Better Food, Better Mood?
New research from Edith Cowan University (ECU) in Australia reveals that being comfortable in the kitchen not only keeps your taste buds happy, it also helps your mental health.
The study was done in partnership with The Good Foundation and Jamie’s Ministry of Food Initiative, along with a mobile food kitchen that provided community cooking classes to the University’s Perth and SW campuses from 2016 to 2018.
The seven-week health cooking series had 657 participants. While the cooking course continued, ECU Institute of Nutrition Research academics monitored the effect of the program on participants’ cooking confidence and self-perceived mental health. Overall satisfaction with cooking and diet-related behaviors were also measured.
Significant improvements in the subjects' general health, mental health, and vitality after the program. Those improvements were even sustained for six months after completion of the course, compared to the research control group.
In addition, improved cooking confidence, ability to alter eating habits, and reduced lifestyle barriers to nutritious eating were observed.
The study’s researcher, Dr. Joanna Rees, noted the importance of the link between healthy eating and mental health. "Improving people's diet quality can be a preventive strategy to halt or slow the rise in poor mental health, obesity, and other metabolic health disorders," she asserted.
Dr. Rees suggests that programs in the future should focus on the barriers to healthful eating, like poor food environments and time restrictions. Greater emphasis should be placed on the value of nutritious meals through the use of quick and easy, home-cooked meals containing lots of fruits and vegetables and minimal ultra-processed, convenience foods.
Confidence Helps
Previous research by the Institute uncovered a connection between eating more fruits and vegetables and sustained mental health. This was a larger study that obtained more detailed dietary data. This study suggested that participants’ improved diets may have helped them feel better too.
Although participants denied that their diets changed after completing the cooking classes, their mental health still improved.
Benefits to mental health were equal in normal, overweight, and obese participants, suggesting a connection between cooking confidence, satisfaction with cooking, and emotional health benefits, according to Dr. Rees.
Who Should be Cooking?
The authors note that cooking is still a highly-gendered task. From the beginning of the cooking classes, 77% of participants that identified as female admitted to having cooking confidence while only 23% of identified male participants claimed the same.
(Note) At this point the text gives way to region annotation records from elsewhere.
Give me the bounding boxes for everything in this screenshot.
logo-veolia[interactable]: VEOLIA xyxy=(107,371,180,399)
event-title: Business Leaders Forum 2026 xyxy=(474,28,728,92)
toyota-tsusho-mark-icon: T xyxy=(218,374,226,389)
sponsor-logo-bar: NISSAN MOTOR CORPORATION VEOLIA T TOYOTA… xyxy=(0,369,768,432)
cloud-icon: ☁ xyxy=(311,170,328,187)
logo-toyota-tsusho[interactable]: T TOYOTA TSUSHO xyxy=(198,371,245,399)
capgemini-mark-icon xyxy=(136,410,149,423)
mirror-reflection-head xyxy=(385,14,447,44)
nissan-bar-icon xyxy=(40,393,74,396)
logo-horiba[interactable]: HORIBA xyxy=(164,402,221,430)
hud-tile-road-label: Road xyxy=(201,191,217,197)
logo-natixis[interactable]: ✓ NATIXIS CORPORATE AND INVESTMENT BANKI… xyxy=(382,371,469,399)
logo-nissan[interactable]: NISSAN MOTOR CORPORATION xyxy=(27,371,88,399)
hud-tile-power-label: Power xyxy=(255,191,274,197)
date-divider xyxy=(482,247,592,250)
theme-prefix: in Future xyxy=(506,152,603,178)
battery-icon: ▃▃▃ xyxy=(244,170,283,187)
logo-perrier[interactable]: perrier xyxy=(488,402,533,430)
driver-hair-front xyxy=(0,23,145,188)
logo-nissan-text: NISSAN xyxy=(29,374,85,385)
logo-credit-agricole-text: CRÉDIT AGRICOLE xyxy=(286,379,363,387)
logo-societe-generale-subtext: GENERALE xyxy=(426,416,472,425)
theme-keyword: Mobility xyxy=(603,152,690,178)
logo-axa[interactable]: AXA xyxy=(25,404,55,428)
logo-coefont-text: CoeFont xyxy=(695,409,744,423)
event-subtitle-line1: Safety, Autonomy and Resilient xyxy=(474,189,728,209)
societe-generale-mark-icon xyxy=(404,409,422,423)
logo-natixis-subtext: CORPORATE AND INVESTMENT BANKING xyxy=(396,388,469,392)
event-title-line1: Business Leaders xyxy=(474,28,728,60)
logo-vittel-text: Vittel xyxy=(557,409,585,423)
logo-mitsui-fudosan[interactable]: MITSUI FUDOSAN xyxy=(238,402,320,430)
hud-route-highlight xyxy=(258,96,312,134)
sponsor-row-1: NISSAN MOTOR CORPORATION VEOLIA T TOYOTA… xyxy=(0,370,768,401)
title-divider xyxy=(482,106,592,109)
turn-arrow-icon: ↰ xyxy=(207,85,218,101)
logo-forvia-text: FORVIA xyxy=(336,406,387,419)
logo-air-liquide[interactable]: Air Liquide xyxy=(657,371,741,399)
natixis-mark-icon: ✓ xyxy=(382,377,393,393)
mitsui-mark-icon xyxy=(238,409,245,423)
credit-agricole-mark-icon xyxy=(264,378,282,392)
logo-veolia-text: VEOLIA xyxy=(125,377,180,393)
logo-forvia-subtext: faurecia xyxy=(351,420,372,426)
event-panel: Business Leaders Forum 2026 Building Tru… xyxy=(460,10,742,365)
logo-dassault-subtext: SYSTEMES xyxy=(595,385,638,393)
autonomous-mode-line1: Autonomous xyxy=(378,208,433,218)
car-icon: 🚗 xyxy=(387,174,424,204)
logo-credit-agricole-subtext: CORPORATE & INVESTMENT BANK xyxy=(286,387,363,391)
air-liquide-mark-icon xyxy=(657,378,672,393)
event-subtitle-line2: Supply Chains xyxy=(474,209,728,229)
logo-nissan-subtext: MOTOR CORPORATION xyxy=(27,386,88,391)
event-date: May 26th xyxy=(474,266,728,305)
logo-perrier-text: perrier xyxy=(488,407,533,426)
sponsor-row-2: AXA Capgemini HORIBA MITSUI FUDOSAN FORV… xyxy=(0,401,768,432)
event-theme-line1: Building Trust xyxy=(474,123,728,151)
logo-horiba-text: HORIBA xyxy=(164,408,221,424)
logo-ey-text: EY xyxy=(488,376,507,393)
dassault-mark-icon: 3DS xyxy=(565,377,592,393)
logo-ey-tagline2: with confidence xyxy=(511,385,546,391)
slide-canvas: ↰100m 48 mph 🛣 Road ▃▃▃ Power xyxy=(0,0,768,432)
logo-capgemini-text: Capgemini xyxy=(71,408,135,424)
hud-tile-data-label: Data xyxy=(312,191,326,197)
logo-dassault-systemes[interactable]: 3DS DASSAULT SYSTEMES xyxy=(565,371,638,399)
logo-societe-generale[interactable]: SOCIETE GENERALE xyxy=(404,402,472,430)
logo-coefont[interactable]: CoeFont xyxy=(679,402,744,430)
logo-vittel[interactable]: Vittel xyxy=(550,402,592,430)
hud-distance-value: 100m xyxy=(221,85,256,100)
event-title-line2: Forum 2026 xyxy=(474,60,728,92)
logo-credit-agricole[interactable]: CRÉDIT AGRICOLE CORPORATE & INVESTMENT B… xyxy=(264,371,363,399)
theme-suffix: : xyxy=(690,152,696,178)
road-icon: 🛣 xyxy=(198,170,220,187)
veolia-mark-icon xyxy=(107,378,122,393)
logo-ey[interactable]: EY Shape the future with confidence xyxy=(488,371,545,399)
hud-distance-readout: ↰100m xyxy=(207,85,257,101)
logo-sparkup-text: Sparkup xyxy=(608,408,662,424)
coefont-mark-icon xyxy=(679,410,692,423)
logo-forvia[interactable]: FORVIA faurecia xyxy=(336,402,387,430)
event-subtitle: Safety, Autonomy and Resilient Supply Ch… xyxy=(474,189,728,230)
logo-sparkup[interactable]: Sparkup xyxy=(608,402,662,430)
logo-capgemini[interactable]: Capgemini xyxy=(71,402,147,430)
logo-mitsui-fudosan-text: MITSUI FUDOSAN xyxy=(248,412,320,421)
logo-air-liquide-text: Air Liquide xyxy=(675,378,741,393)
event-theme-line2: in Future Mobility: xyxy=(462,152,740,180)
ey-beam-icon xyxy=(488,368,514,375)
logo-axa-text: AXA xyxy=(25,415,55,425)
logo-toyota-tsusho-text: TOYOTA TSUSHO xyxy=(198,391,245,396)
By the end of the cooking program, confidence in cooking skills was equal in both men and women.
"This change in confidence could see a change to the household food environment by reducing the gender bias and leading to a gender balance in home cooking," Dr Rees explained.
She further suggests that knowing how to cook may help people overcome barriers such as time constraints, which can segue into convenience meals or fast food, which is high in calories, and low in nutritional content.
How to Use This Information to Help Your Clients:
- Collaborate with farmer’s markets to provide cooking classes.
- Offer cooking classes in your local garden center.
- Provide a list of online virtual cooking classes for clients.
- Create a cooking class series that’s affordable and accessible.
- Partner with your state agriculture education extension specialists.
- Seek grant funding to provide community cooking classes at churches or other venues.